Before a special screening of the outtakes last night (Feb. 26) at the Museum of Television and Radio in New York, Pennebaker was interviewed by Neuwirth. He noted that he initially dreaded the idea of doing "Dont Look Back 2," and that he never had any plans to release the onstage or offstage leftovers.

"When I made 'Dont Look Back,' I thought I was writing this play, about this character. It wasn't a musical comedy -- it was a real play, a piece of theater, so I cut short all the music, because I figured people who were interested in his music would go out and buy his record and that would take care of that," he said.

But when prodded by Walker Lamond, the editor of the new outtakes, he said he saw the value in releasing the full performances. "When I watched them from beginning to end, I thought, 'Holy sh*t.' He would play to audiences of 2,000-3000 people -- a full theater -- and they would be spellbound, deadly silent, listening to every clink and clatter that he made."

In Sheffield, Dylan is seen surrounded by charmingly awkward and totally starstruck fans, who, in a loss for words, ask him what time the show starts and when he arrived in town. "I don't know what to say," says one. "Me neither," says Dylan.

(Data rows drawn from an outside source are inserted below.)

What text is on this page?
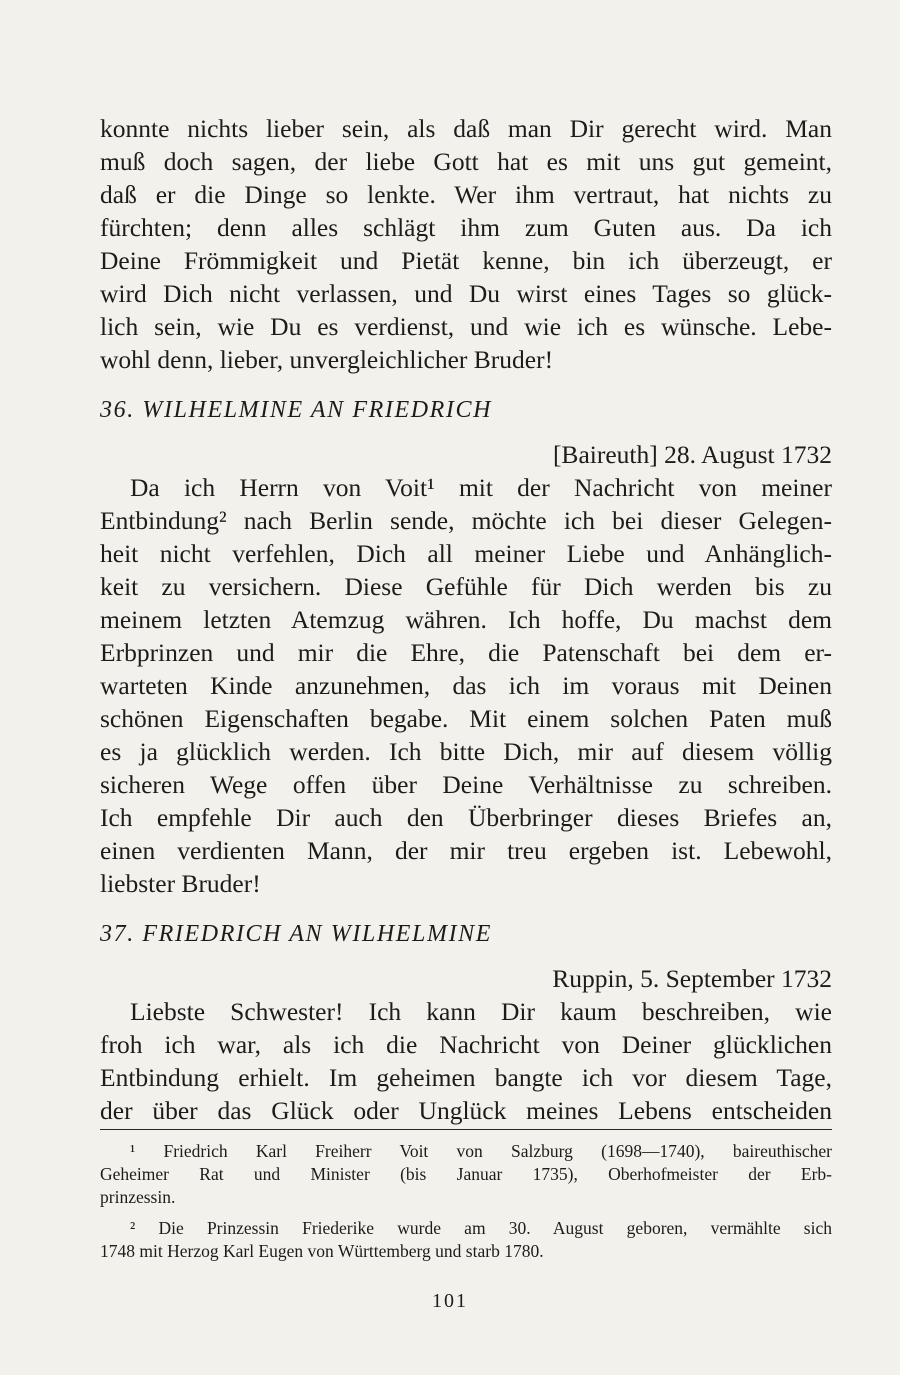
konnte nichts lieber sein, als daß man Dir gerecht wird. Man
muß doch sagen, der liebe Gott hat es mit uns gut gemeint,
daß er die Dinge so lenkte. Wer ihm vertraut, hat nichts zu
fürchten; denn alles schlägt ihm zum Guten aus. Da ich
Deine Frömmigkeit und Pietät kenne, bin ich überzeugt, er
wird Dich nicht verlassen, und Du wirst eines Tages so glück-
lich sein, wie Du es verdienst, und wie ich es wünsche. Lebe-
wohl denn, lieber, unvergleichlicher Bruder!
36. WILHELMINE AN FRIEDRICH
[Baireuth] 28. August 1732
Da ich Herrn von Voit¹ mit der Nachricht von meiner
Entbindung² nach Berlin sende, möchte ich bei dieser Gelegen-
heit nicht verfehlen, Dich all meiner Liebe und Anhänglich-
keit zu versichern. Diese Gefühle für Dich werden bis zu
meinem letzten Atemzug währen. Ich hoffe, Du machst dem
Erbprinzen und mir die Ehre, die Patenschaft bei dem er-
warteten Kinde anzunehmen, das ich im voraus mit Deinen
schönen Eigenschaften begabe. Mit einem solchen Paten muß
es ja glücklich werden. Ich bitte Dich, mir auf diesem völlig
sicheren Wege offen über Deine Verhältnisse zu schreiben.
Ich empfehle Dir auch den Überbringer dieses Briefes an,
einen verdienten Mann, der mir treu ergeben ist. Lebewohl,
liebster Bruder!
37. FRIEDRICH AN WILHELMINE
Ruppin, 5. September 1732
Liebste Schwester! Ich kann Dir kaum beschreiben, wie
froh ich war, als ich die Nachricht von Deiner glücklichen
Entbindung erhielt. Im geheimen bangte ich vor diesem Tage,
der über das Glück oder Unglück meines Lebens entscheiden
¹ Friedrich Karl Freiherr Voit von Salzburg (1698—1740), baireuthischer
Geheimer Rat und Minister (bis Januar 1735), Oberhofmeister der Erb-
prinzessin.
² Die Prinzessin Friederike wurde am 30. August geboren, vermählte sich
1748 mit Herzog Karl Eugen von Württemberg und starb 1780.
101
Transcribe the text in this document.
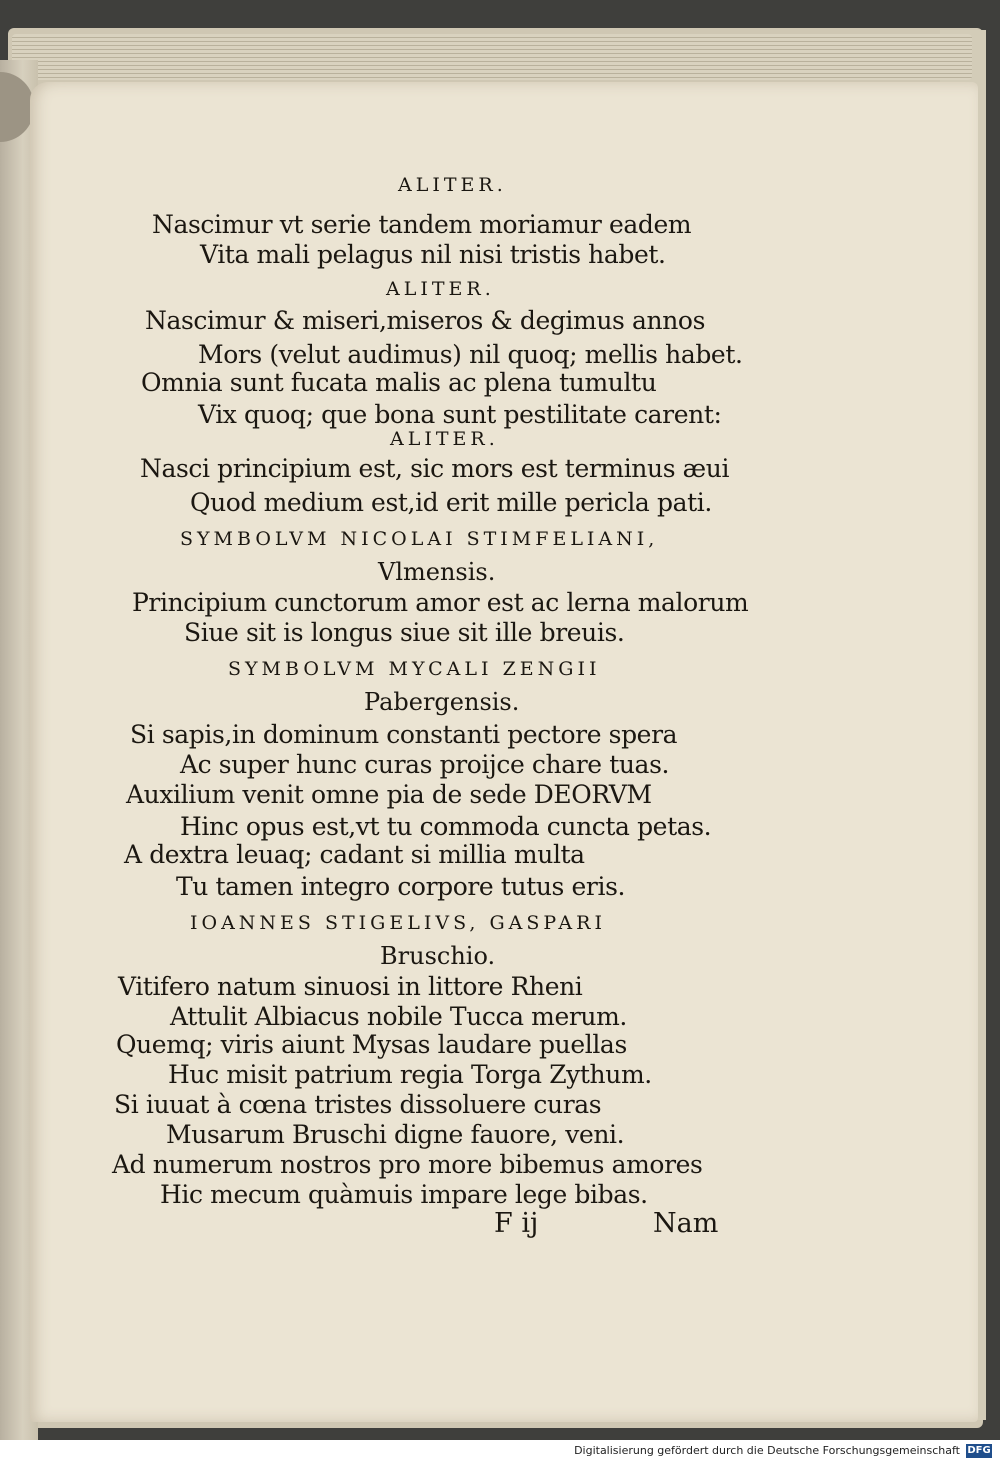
ALITER.
Nascimur vt serie tandem moriamur eadem
Vita mali pelagus nil nisi tristis habet.
ALITER.
Nascimur & miseri,miseros & degimus annos
Mors (velut audimus) nil quoq; mellis habet.
Omnia sunt fucata malis ac plena tumultu
Vix quoq; que bona sunt pestilitate carent:
ALITER.
Nasci principium est, sic mors est terminus æui
Quod medium est,id erit mille pericla pati.
SYMBOLVM NICOLAI STIMFELIANI,
Vlmensis.
Principium cunctorum amor est ac lerna malorum
Siue sit is longus siue sit ille breuis.
SYMBOLVM MYCALI ZENGII
Pabergensis.
Si sapis,in dominum constanti pectore spera
Ac super hunc curas proijce chare tuas.
Auxilium venit omne pia de sede DEORVM
Hinc opus est,vt tu commoda cuncta petas.
A dextra leuaq; cadant si millia multa
Tu tamen integro corpore tutus eris.
IOANNES STIGELIVS, GASPARI
Bruschio.
Vitifero natum sinuosi in littore Rheni
Attulit Albiacus nobile Tucca merum.
Quemq; viris aiunt Mysas laudare puellas
Huc misit patrium regia Torga Zythum.
Si iuuat à cœna tristes dissoluere curas
Musarum Bruschi digne fauore, veni.
Ad numerum nostros pro more bibemus amores
Hic mecum quàmuis impare lege bibas.
F ij	Nam
Digitalisierung gefördert durch die Deutsche Forschungsgemeinschaft DFG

Before the screening, Patti Smith recalled spending "weeks pay at the factory" to travel to Philadelphia and New York from her home in south New Jersey to see the film, noting that it influenced everything from the way she talks to the way she walks.

"For me, 'Don't Look Back' showed an artist who was both deeply generous and caring, had a sense of social responsibility but was also arrogant, free and new," she said. "And I think what I got from watching [the film] was the sense that all of these things were important -- not just to have attitude, but to have something to back it up.

After the screening, Pennebaker remembered Dylan nudging him to film him at the piano, thus capturing both a song in progress, and one of the film's most spellbinding moments. In one of the outtakes, Neuwirth, Grossman and Dylan are seen talking about the Beatles' planned visit to Dylan's famed Royal Albert Hall show in London, and where they would go if the crowd got out of control.

When asked why he didn't film the Beatles and Dylan together, Pennebaker said he did, dismissing the footage as "very sloppy," before adding: "The Beatles were just the Beatles. I wanted the movie to be about Bob Dylan."